Complicating things further, I believe that for out-of-network expenses, Blue Cross only counts toward out of pocket the amount which they consider "usual and customary", which can be substantially lower than the actual bill.

This is one of my big disappointments with the ACA. One of the big areas of problem is people being balanced billed for out of network costs. It is easy to say don't go to someone out of network. However, as has been discussed here, it is sometimes not possible to even know (such as ancillary providers when you have surgery). Around here, some ancillary providers such as anesthesiologists simply do not join any networks. It is literally impossible to find any in network as they don't join networks. The other problem is when there are limited providers in network but there is a far, far superior provider/hospital for treatment of a specific life-threatening condition. I might be entirely willing to go out of network even with the higher deductible and the lower percentage paid by my carrier, but I would be scared of the balance billing.

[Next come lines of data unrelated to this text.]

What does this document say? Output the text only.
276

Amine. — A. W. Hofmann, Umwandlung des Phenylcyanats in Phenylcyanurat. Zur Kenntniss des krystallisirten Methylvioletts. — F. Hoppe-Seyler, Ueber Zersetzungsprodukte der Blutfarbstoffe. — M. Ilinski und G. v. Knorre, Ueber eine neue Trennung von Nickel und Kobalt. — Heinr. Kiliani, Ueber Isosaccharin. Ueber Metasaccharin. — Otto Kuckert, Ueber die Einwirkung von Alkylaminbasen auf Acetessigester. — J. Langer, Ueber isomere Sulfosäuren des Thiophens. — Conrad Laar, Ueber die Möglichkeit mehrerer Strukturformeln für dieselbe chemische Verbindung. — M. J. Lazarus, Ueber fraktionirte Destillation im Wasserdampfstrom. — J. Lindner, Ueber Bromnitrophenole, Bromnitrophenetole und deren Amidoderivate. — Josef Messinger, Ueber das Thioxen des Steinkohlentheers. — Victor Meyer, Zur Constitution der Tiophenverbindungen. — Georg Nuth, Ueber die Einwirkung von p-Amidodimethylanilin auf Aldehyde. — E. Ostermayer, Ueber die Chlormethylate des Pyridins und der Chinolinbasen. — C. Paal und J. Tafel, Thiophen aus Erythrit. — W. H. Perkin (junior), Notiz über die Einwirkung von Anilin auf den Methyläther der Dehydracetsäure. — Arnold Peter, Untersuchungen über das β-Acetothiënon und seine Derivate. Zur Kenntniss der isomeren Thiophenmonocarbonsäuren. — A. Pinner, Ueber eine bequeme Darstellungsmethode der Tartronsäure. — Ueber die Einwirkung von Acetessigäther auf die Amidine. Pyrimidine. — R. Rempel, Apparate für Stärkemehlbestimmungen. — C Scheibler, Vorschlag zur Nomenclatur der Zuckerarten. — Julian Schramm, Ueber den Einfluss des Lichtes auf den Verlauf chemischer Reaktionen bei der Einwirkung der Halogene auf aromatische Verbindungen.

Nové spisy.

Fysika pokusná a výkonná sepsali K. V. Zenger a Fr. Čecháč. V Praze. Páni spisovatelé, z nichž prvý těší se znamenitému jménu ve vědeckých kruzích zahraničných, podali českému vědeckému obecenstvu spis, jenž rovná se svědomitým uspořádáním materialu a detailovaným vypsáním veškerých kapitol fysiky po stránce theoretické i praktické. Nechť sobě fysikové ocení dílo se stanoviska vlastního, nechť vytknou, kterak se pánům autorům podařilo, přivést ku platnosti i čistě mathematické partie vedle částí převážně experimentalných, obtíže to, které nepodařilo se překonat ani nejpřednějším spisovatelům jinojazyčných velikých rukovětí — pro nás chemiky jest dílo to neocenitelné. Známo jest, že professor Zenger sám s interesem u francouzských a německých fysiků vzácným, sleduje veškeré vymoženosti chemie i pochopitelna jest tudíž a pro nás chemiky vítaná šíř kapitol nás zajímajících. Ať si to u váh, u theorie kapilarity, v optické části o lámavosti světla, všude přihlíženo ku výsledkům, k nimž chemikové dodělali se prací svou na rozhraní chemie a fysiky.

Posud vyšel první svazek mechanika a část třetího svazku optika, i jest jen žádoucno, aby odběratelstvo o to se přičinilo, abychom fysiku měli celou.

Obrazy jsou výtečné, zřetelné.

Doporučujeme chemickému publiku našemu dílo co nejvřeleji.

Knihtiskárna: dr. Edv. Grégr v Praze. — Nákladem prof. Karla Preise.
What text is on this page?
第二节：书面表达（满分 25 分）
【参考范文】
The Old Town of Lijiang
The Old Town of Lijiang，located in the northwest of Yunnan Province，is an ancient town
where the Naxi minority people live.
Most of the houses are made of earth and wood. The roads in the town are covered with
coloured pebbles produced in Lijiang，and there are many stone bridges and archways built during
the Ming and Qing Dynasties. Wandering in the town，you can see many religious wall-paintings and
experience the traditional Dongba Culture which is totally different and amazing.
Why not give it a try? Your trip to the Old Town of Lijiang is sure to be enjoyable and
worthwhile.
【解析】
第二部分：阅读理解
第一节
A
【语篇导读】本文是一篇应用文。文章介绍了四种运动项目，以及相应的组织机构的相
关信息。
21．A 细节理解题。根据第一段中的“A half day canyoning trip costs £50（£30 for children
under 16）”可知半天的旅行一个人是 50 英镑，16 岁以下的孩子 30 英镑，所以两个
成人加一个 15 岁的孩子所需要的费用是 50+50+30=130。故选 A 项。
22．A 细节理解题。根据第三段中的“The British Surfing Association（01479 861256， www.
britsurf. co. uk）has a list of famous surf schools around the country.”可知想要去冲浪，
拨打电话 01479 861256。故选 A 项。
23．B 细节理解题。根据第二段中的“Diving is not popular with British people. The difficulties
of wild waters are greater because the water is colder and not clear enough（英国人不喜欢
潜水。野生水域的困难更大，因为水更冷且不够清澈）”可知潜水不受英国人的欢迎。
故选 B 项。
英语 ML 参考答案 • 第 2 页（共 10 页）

Not only does ACA not solve this problem, it makes it worse. It is worse because in an effort to control costs, exchange policies sometimes have a much smaller network than people are used to. So there are more people out of network. I would much rather see NO networks so this wasn't an issue (i.e. do it more like Medicare).
 
That is interesting. It is certainly not the case in my current group policy. That is the in-network out of pocket max does go toward meeting the out of network out of pocket max. Likewise, in-network expenditures go to meeting the out-of-network deductible. I'm sure of this as we have an out of network provider that my kids see. This is one of my big disappointments with the ACA. One of the big areas of problem is people being balanced billed for out of network costs. It is easy to say don't go to someone out of network. However, as has been discussed here, it is sometimes not possible to even know (such as ancillary providers when you have surgery). Around here, some ancillary providers such as anesthesiologists simply do not join any networks. It is literally impossible to find any in network as they don't join networks. The other problem is when there are limited providers in network but there is a far, far superior provider/hospital for treatment of a specific life-threatening condition. I might be entirely willing to go out of network even with the higher deductible and the lower percentage paid by my carrier, but I would be scared of the balance billing. Not only does ACA not solve this problem, it makes it worse. It is worse because in an effort to control costs, exchange policies sometimes have a much smaller network than people are used to. So there are more people out of network. I would much rather see NO networks so this wasn't an issue (i.e. do it more like Medicare).


I couldn't agree more Kat. I can see it now since I am worried about getting screwed over, laying on the gurney asking anyone who tries to touch me if they are part of my network. If nothing else, our obligation should end when we go to the correct in-network hospital. Then it's their responsibility to get it correct from then on.
 
I'm looking at the BCBS TX plans available here, and one of the Bronze PPO plans shows a $6,000 deductible, AND a $6000 out of pocket maximum. Since it says "no copayments" for anything after the deductible is met, I'm pretty sure that the $6000 OOP max isn't an additional $6000 over the deductible. Different insurers and/or different states may do it differently; I'm not sure.
Your interpretation is correct.

But pb4uski et al are talking about the out-of-network max OOP and whether it is added to the in-network max OOP to result in a total max OOP if you max out care in both.